1)I have a table with chained rows. But the table contains a LONG column. How to solve this problem? Because if there is a LONG Column, we cannot create temporary table to hold the chained rows (as the create temp as select from the chained table fails). How to remove chanined rows in case of a table having LONG columns??
2)How can I modify the storage parameter PCT_FREE for a table. I am getting the following error:
Originally posted by nabaig alter table temp (pctfree 20);
(We aould appreciate it if once in a while, people check out the documentation also) Oracle's the best dcumentation I have come across.

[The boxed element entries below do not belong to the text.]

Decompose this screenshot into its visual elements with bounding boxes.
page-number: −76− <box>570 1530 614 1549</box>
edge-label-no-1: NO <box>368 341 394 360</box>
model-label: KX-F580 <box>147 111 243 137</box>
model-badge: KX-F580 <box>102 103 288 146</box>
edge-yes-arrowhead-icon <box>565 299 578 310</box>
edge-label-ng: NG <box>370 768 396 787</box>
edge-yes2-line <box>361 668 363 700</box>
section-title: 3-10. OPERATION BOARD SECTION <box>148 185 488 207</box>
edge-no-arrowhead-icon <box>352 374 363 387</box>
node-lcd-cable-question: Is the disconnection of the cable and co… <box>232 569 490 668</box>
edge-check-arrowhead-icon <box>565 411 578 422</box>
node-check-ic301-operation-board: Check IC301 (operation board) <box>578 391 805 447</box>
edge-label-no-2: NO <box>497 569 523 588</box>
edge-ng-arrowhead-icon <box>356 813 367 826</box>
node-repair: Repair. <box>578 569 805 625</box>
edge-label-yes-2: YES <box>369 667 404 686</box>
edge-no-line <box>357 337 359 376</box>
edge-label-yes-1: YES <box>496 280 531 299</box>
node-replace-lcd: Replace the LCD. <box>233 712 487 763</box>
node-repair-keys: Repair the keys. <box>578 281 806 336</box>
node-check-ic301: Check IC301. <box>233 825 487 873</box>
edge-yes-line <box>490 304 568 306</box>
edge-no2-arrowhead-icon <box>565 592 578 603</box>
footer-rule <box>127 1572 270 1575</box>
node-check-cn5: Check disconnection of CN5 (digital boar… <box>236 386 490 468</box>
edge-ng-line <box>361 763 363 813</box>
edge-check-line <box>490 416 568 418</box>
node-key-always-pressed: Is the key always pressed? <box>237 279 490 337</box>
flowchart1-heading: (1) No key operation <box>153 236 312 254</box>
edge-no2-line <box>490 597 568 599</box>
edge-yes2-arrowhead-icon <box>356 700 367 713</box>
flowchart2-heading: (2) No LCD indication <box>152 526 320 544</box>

Prefectly agree. Specially this one I could have solved by looking into the documentation.
What abt the first question??? I have seen several docs. All docs (including Oracle doc) say only one thing: Chaining is "often" unavoidable for tables having LONG columns. Period. No more explanation.
What does this mean??? Are there any work arounds? The word "often" only sugessts that there are possible solutions in some cases. What are those cases and how to solve them? If you or anyone can get the info from Oracle documentation I would really appreciate.
P.S: I am facing this a real time problem here. I need to fix it as soon as possible.
You can use COPY command to create temporary table to hold your chained rows, this command works, even your table contains LONG column. Since your problem is creating temporary table it can be resolved through COPY command, I hope you know better than me to solve your chained rows problem.
Depending of the size of your long datatype, there often is really not possible to solve this problem, it is very clear. It is not a large backdraw, in fact. Oracle accepted this.
Do you have a real problem, like a performance one, based only on this issue, or the problem is the chained rows themselves? If they are not really bothering you, let them alone!
In case you really need to repair this, try export the table data, re-create the table with some storage parameters that fit your needs, then load the data.
If is not possible to drop and re-create the table, then is nothing to do.
My oppinion. Bye!
If, as Ovidius already said, you have a real problem with chained row you could try to use a larger block size for this table. This is possible by using the mutiple block size feature (which is only available since Oracle9i).
To do this you would have to create a new tablespace with a large block size (32k). Then move your table to the newly created tablespace (alter table move). Depending on how big your long data are this should reduce/elimate the row chaining. But I have to admit that I have no idea if this way of reducing the chaining will realy help you.
If you want to understand why "chaining is often unavoidable for tables having LONG columns" I recommand you to have a look at http://otn.oracle.com/docs/products/...schem.htm#2763
where it is written that:
...if all of a row's data cannot be inserted into a single data block ... Oracle stores the row using multiple row pieces. ... When Oracle must store a row in more than one row piece, it is chained across multiple blocks.
I always try to avoid LONG columns.
When i need them, I prefer creating a separate table to store LONG field.eg. LONG_TABLE( LONG_ID number, LONG_FIELD LONG ) In the table to which the LONG_FIELD belongs, I just put the LONG_ID. ( can be filled using a sequence )
This will cause the original table to be much smaller.
Only when we need the data from the LONG field, you need to do an extra select on LONG_TABLE using the LONG_ID found in your record.